Secondary headache disorders should always be considered and evaluated by looking for "red flags." Some causes of secondary headaches include giant cell arteritis, sleep apnea headache, cardiac cephalgia, cervicogenic headaches, etc. Discussing each secondary headache disorder is beyond the scope of this article.
The prognosis of TTH is usually good. Most people respond with treatment. In a Danish study of 549 people, approximately half of the patients with episodic TTH experienced remission, and about 15% progressed to newly developed chronic TTH.

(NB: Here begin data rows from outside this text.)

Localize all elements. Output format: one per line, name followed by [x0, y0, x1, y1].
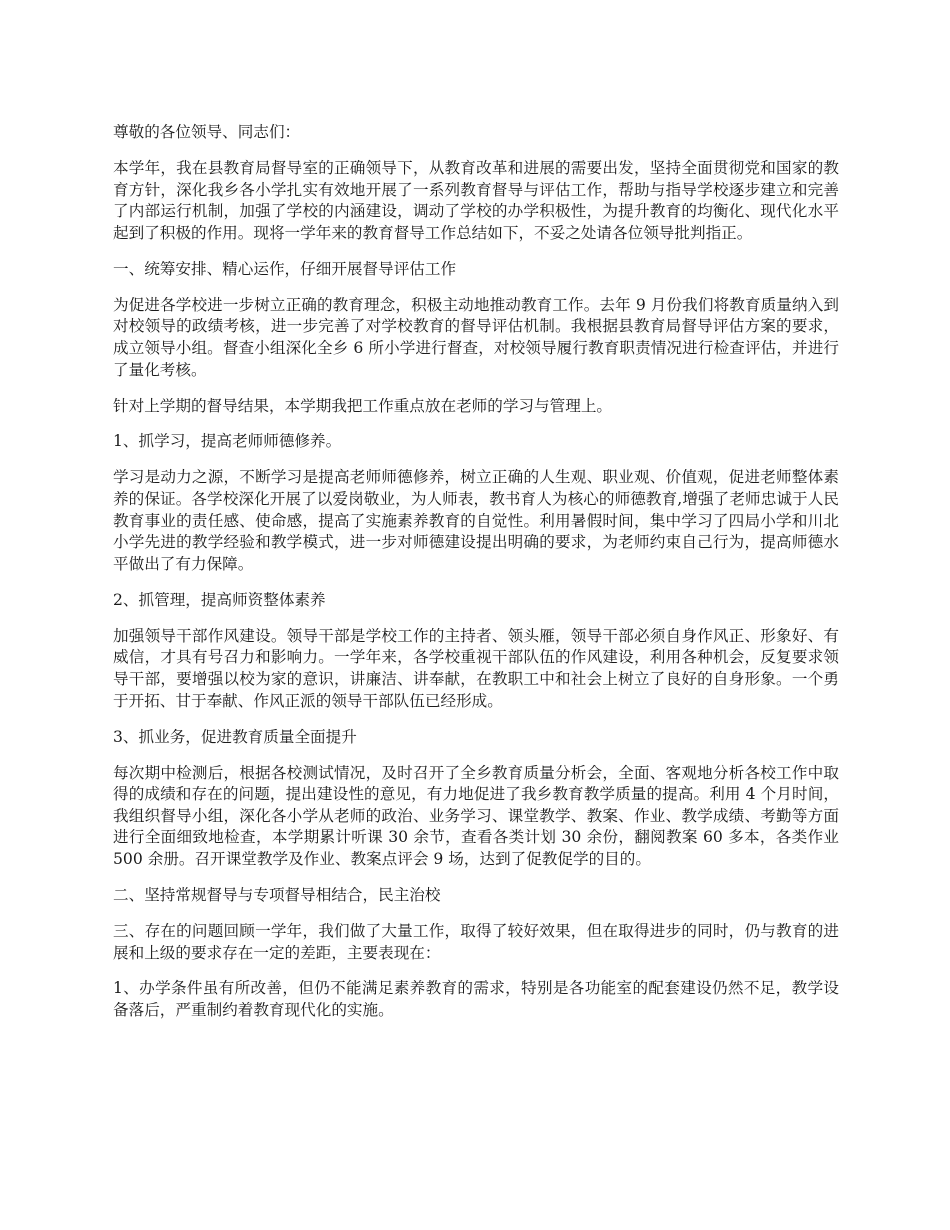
intro-paragraph: 本学年，我在县教育局督导室的正确领导下，从教育改革和进展的需要出发，坚持全面贯彻党和国家的教育方针，深化我乡各小学扎实有效地开展了一系列教育督导与评估工作，帮助与指导学校逐步建立和完善了内部运行机制，加强了学校的内涵建设，调动了学校的办学积极性，为提升教育的均衡化、现代化水平起到了积极的作用。现将一学年来的教育督导工作总结如下，不妥之处请各位领导批判指正。 — [113, 158, 839, 242]
body-paragraph: 加强领导干部作风建设。领导干部是学校工作的主持者、领头雁，领导干部必须自身作风正、形象好、有威信，才具有号召力和影响力。一学年来，各学校重视干部队伍的作风建设，利用各种机会，反复要求领导干部，要增强以校为家的意识，讲廉洁、讲奉献，在教职工中和社会上树立了良好的自身形象。一个勇于开拓、甘于奉献、作风正派的领导干部队伍已经形成。 — [113, 626, 839, 710]
subheading-1: 1、抓学习，提高老师师德修养。 — [113, 432, 342, 451]
body-paragraph: 1、办学条件虽有所改善，但仍不能满足素养教育的需求，特别是各功能室的配套建设仍然不足，教学设备落后，严重制约着教育现代化的实施。 — [113, 979, 839, 1020]
body-paragraph: 针对上学期的督导结果，本学期我把工作重点放在老师的学习与管理上。 — [113, 396, 613, 415]
section-heading-2: 二、坚持常规督导与专项督导相结合，民主治校 — [113, 885, 441, 904]
salutation: 尊敬的各位领导、同志们： — [113, 123, 301, 141]
section-heading-1: 一、统筹安排、精心运作，仔细开展督导评估工作 — [113, 259, 457, 278]
document-body — [113, 122, 839, 1036]
body-paragraph: 为促进各学校进一步树立正确的教育理念，积极主动地推动教育工作。去年 9 月份我们将教育质量纳入到对校领导的政绩考核，进一步完善了对学校教育的督导评估机制。我根据县教育局督导评估方案的要求，成立领导小组。督查小组深化全乡 6 所小学进行督查，对校领导履行教育职责情况进行检查评估，并进行了量化考核。 — [113, 295, 839, 379]
section-heading-3: 三、存在的问题回顾一学年，我们做了大量工作，取得了较好效果，但在取得进步的同时，仍与教育的进展和上级的要求存在一定的差距，主要表现在： — [113, 921, 839, 962]
body-paragraph: 每次期中检测后，根据各校测试情况，及时召开了全乡教育质量分析会，全面、客观地分析各校工作中取得的成绩和存在的问题，提出建设性的意见，有力地促进了我乡教育教学质量的提高。利用 4 个月时间，我组织督导小组，深化各小学从老师的政治、业务学习、课堂教学、教案、作业、教学成绩、考勤等方面进行全面细致地检查，本学期累计听课 30 余节，查看各类计划 30 余份，翻阅教案 60 多本，各类作业 500 余册。召开课堂教学及作业、教案点评会 9 场，达到了促教促学的目的。 — [113, 763, 839, 868]
body-paragraph: 学习是动力之源，不断学习是提高老师师德修养，树立正确的人生观、职业观、价值观，促进老师整体素养的保证。各学校深化开展了以爱岗敬业，为人师表，教书育人为核心的师德教育,增强了老师忠诚于人民教育事业的责任感、使命感，提高了实施素养教育的自觉性。利用暑假时间，集中学习了四局小学和川北小学先进的教学经验和教学模式，进一步对师德建设提出明确的要求，为老师约束自己行为，提高师德水平做出了有力保障。 — [113, 468, 839, 573]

TTH is not a severe disease, but it causes significant morbidity. Frequent episodes of TTH or chronic TTH lead to absent days and reduced work productivity. It may also result in increased stress and mood disorders.
Deterrence and Patient Education
Patients require education regarding the condition and probable triggers. The importance of sleep, relaxation techniques, and appropriate posture should be a point of emphasis. All the patients with primary headache disorders should maintain a headache diary, writing down all the headache episodes, their duration, severity, triggering factors, as well as aggravating and relieving factors. A communicative physician-patient relationship is essential. Most patients do well when they follow a single physician over time.
Enhancing Healthcare Team Outcomes
TTH is among the most common reasons to see a primary care physician. Their primary care physicians diagnose most of these patients. They are referred to a neurologist when they have mixed features of other primary disorders or are treatment unresponsive. Along with the pharmacological treatment, many patients require physical therapy and psychotherapy. Effective communication between various healthcare providers can lead to more favorable outcomes.